The translation of the constellation Hydra is Water Serpent, and astronomers now know the name is strangely appropriate for at least part of the formation. One of the fainter stars in the serpent is an orange-dwarf tagged TW Hydrae, it’s about 176 light-years away. Astronomers have known for some time this star is very young, and more recently a protoplanetary disk has been detected around the infant star. Now, astronomers have refined a technique which measures spin in molecules making up the disk and found something intriguing. Phil Plait explains the nifty science:
Each hydrogen atom has a proton in it, and protons have a property scientists call spin. They can spin either one way or another; scientists call this spin up or spin down. This is important because the total amount of energy in a water molecule is different if the two hydrogen atoms spin the same way (say, both up) versus different ways (one up and the other down). The first case is called ortho, and the second para. Each emits a slightly different wavelength of light, which can be measured if you’re careful.
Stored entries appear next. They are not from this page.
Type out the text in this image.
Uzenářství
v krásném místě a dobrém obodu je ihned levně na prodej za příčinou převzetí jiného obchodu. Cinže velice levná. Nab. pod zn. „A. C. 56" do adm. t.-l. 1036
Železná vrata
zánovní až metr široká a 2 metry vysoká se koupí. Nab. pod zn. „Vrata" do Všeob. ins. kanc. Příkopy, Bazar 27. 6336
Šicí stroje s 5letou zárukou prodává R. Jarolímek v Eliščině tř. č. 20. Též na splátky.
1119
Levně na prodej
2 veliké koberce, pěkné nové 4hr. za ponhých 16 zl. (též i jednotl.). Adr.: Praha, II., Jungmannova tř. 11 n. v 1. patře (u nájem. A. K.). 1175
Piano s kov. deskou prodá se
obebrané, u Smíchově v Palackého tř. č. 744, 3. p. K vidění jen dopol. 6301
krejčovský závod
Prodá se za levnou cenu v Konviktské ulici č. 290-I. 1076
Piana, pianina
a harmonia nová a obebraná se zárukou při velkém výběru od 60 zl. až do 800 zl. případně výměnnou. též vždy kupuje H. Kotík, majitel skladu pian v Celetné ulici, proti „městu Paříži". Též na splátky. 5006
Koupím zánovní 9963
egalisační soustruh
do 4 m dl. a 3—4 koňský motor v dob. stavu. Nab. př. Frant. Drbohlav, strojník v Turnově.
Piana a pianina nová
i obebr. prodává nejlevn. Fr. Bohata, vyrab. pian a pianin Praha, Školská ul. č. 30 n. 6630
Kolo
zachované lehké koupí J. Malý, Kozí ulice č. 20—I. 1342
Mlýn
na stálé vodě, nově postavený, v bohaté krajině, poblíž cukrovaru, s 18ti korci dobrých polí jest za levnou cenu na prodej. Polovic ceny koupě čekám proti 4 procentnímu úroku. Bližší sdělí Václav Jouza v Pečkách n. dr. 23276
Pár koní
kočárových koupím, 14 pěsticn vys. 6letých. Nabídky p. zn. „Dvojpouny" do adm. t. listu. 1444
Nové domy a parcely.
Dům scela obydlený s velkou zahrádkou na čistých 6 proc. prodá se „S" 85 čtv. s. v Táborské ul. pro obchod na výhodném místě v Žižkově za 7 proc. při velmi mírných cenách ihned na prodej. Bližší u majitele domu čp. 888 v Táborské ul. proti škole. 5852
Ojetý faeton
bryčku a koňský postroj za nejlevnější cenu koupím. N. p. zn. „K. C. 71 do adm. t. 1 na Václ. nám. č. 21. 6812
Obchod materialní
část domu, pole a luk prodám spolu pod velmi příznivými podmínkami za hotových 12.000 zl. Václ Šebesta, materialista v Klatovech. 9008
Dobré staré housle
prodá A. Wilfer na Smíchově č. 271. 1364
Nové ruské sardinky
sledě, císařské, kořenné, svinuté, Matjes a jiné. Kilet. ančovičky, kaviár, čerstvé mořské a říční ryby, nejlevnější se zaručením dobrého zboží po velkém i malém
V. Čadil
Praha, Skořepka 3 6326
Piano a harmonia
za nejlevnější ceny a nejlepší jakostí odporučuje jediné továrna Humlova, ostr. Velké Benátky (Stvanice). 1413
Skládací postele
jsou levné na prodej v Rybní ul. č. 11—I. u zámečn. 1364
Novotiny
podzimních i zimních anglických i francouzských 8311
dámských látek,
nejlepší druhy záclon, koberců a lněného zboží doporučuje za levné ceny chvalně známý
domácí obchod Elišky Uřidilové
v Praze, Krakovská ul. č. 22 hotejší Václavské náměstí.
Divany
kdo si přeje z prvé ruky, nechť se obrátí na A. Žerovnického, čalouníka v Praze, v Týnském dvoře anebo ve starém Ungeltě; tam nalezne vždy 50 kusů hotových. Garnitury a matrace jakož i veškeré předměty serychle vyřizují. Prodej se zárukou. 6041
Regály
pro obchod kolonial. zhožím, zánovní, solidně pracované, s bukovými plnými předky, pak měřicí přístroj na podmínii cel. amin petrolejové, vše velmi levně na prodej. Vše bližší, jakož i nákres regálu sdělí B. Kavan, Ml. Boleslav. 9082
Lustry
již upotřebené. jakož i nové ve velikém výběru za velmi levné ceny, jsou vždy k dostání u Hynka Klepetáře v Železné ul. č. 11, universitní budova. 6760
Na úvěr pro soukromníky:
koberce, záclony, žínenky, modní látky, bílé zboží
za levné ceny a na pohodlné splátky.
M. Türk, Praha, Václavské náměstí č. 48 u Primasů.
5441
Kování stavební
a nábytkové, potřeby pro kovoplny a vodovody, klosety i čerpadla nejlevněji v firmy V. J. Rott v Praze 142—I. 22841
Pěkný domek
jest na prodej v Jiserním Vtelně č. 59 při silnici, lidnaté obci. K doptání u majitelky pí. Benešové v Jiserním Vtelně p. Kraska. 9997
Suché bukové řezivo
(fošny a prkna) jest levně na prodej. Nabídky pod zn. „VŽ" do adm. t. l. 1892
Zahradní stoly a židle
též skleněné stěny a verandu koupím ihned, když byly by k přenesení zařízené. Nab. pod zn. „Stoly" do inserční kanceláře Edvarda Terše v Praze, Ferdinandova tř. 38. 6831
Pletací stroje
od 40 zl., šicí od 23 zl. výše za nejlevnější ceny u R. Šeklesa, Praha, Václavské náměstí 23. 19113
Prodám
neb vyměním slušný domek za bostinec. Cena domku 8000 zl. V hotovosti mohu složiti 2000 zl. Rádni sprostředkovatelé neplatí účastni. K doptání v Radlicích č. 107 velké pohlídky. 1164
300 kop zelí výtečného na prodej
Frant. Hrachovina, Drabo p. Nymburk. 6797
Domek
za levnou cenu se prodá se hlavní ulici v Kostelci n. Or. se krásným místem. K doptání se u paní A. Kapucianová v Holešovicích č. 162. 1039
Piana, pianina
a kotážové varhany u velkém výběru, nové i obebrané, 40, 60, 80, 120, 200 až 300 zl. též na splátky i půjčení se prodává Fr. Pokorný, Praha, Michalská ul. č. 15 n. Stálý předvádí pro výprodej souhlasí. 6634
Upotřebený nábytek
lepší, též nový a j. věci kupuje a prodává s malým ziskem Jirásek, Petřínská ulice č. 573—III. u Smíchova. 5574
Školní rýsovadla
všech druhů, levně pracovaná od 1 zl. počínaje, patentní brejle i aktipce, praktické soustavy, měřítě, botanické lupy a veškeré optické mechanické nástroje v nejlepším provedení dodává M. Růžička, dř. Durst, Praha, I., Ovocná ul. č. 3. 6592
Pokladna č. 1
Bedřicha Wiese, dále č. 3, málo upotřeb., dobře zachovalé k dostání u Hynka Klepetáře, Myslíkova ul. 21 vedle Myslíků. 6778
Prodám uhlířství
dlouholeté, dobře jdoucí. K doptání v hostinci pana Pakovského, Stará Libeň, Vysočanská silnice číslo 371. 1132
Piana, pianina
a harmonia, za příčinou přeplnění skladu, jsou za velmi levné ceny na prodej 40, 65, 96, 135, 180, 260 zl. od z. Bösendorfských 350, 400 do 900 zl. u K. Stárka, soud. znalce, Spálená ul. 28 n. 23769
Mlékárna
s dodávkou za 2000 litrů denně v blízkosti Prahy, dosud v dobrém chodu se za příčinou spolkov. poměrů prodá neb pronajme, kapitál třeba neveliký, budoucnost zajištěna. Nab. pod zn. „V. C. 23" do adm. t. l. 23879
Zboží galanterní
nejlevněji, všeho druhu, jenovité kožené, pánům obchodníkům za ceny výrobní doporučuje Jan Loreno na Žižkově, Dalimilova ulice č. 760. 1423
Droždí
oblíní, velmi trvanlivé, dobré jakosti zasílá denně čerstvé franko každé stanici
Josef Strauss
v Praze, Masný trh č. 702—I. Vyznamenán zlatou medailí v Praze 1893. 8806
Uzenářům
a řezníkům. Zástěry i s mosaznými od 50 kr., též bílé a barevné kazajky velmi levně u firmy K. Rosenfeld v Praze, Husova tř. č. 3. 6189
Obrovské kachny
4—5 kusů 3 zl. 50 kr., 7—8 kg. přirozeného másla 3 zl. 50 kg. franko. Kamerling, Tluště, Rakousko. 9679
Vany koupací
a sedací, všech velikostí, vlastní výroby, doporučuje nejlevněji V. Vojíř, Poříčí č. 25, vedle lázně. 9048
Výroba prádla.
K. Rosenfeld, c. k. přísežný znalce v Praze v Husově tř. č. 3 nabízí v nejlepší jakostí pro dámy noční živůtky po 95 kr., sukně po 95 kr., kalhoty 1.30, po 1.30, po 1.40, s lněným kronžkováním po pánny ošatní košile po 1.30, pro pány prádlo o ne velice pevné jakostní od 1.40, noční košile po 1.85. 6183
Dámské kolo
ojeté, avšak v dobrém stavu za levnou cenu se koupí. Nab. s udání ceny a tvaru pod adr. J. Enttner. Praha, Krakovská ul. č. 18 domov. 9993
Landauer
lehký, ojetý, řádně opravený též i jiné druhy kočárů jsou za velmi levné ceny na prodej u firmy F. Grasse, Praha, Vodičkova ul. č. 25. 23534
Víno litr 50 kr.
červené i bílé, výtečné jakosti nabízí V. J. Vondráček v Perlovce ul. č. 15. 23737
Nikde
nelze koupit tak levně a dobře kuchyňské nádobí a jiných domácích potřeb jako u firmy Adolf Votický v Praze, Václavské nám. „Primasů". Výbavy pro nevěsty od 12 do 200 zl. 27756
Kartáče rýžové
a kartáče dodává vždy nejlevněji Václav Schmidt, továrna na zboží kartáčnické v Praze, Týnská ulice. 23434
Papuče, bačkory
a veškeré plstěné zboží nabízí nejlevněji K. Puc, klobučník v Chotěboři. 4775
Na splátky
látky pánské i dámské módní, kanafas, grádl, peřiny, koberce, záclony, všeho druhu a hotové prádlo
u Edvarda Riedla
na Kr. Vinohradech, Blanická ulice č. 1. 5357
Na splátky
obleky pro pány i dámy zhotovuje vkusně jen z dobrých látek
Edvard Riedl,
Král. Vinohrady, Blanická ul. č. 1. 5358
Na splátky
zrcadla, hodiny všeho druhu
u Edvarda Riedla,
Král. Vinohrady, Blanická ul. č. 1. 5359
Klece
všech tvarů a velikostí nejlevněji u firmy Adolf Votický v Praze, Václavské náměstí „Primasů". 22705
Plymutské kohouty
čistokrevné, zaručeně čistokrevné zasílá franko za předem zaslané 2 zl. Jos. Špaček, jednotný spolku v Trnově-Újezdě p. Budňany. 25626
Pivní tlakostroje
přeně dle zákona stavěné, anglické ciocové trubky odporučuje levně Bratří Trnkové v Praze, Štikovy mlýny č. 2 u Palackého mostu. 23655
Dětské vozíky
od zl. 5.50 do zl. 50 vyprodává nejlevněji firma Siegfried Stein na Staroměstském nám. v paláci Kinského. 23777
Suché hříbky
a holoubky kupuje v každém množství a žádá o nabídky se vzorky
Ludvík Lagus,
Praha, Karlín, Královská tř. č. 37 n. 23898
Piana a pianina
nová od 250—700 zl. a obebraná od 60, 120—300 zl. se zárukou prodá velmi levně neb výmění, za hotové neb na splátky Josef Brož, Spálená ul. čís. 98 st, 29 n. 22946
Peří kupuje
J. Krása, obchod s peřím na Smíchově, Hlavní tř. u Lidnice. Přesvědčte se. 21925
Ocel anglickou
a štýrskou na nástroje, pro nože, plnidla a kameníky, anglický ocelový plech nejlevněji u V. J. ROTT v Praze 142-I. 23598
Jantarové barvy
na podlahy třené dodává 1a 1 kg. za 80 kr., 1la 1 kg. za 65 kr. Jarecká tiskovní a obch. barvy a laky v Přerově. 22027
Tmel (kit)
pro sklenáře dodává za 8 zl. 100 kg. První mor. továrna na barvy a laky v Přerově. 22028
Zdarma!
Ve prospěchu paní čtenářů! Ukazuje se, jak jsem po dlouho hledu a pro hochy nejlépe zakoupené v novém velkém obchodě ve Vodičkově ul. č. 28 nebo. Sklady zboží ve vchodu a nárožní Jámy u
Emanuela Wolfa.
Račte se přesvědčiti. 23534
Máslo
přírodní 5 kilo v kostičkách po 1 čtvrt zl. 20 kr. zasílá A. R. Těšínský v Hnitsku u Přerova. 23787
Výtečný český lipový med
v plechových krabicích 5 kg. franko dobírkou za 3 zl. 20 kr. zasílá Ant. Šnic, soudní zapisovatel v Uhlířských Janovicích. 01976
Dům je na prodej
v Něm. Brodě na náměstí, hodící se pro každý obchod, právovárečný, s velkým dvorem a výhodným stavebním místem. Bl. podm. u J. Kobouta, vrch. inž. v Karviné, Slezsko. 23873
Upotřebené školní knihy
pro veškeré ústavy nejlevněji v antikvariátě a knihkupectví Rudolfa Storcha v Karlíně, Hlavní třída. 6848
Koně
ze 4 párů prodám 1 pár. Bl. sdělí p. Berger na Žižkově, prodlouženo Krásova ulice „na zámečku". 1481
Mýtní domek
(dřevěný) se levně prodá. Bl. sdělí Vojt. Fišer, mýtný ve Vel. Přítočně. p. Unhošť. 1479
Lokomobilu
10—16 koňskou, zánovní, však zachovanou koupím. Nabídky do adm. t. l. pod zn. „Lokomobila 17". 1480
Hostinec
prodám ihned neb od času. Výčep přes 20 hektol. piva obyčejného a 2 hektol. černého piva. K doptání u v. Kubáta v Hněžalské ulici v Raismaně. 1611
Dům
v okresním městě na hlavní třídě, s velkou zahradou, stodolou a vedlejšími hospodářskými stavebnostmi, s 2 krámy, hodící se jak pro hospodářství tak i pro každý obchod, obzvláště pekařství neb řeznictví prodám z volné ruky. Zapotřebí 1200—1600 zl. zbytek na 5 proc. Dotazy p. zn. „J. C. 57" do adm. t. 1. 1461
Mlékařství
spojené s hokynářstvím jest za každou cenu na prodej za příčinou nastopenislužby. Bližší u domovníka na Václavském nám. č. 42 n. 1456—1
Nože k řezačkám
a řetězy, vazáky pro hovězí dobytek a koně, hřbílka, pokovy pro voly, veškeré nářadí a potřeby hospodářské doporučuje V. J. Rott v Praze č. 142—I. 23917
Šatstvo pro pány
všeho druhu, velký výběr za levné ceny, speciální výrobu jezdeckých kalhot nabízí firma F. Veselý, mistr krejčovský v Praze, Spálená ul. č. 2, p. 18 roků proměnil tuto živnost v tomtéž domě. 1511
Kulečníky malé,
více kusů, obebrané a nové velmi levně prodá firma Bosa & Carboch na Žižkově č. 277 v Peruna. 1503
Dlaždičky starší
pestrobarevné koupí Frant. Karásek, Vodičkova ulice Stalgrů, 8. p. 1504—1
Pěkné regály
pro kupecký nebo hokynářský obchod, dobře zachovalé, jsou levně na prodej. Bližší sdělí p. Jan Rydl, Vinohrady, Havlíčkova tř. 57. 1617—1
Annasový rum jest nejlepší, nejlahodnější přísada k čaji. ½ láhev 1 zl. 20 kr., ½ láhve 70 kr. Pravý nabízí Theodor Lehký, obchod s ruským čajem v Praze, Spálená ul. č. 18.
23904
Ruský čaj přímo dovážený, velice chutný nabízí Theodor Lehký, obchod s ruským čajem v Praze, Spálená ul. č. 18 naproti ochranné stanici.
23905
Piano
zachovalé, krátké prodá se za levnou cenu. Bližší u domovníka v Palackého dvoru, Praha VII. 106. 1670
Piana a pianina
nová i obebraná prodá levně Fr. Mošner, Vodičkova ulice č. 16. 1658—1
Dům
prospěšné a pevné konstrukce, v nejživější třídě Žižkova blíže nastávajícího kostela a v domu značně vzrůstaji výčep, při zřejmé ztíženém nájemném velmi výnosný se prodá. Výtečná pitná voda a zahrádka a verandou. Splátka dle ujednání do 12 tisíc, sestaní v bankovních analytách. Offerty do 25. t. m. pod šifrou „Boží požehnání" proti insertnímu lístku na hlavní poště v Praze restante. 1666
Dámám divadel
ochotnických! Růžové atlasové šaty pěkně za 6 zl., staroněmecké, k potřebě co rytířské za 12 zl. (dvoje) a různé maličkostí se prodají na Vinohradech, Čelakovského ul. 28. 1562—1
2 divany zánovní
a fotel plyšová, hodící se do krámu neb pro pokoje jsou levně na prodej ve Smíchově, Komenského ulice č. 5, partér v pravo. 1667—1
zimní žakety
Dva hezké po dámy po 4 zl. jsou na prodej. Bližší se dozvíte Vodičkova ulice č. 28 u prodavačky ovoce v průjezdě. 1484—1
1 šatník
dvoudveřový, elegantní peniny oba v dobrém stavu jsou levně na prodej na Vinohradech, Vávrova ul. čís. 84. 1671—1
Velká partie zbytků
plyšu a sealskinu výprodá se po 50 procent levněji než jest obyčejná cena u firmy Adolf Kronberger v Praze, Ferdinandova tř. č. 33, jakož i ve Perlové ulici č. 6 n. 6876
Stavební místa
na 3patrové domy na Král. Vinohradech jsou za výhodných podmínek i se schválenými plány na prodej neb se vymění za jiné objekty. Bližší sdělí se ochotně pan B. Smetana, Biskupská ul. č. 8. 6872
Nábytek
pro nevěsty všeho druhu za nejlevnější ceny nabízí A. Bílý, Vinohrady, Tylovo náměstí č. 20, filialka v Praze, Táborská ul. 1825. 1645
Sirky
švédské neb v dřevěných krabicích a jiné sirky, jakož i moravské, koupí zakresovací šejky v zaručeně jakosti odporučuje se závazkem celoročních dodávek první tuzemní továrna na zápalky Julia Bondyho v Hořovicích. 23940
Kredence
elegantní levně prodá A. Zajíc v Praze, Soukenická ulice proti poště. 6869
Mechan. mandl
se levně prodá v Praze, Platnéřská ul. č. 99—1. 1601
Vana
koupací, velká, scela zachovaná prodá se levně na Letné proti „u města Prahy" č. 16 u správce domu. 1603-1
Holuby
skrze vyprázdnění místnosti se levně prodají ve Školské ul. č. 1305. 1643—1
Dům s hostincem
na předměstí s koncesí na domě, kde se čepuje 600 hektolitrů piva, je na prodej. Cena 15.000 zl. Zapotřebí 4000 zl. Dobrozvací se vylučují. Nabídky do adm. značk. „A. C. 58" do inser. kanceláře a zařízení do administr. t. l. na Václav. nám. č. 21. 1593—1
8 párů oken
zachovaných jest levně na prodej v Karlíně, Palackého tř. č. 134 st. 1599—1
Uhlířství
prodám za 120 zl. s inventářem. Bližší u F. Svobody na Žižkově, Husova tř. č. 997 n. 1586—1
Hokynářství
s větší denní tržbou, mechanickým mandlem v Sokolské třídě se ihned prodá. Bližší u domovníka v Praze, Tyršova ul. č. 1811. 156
That analysis is what allowed astronomers to pin down the temperature of the water in the disk. And surprise, it’s chilly! Which means it has to be distributed all over the disk well away from the star. They further estimated the total water volume at about 1000 times all the water in all the oceans of earth!
That’s important to us water-bags. Our bodies are mostly made of good ole dihydrogen monoxide, H2O, so we tend to think pretty highly of the stuff. Follow the water is the mantra among astro-biologists these days, whether its the ancient dunes of Mars or a the distant misty eye of a cosmic sea serpent. This find suggests that alien seas on worlds young and old are common throughout the galaxy and, we can speculate, life would have a fighting chance to exist in some of them. I wonder what they would be like?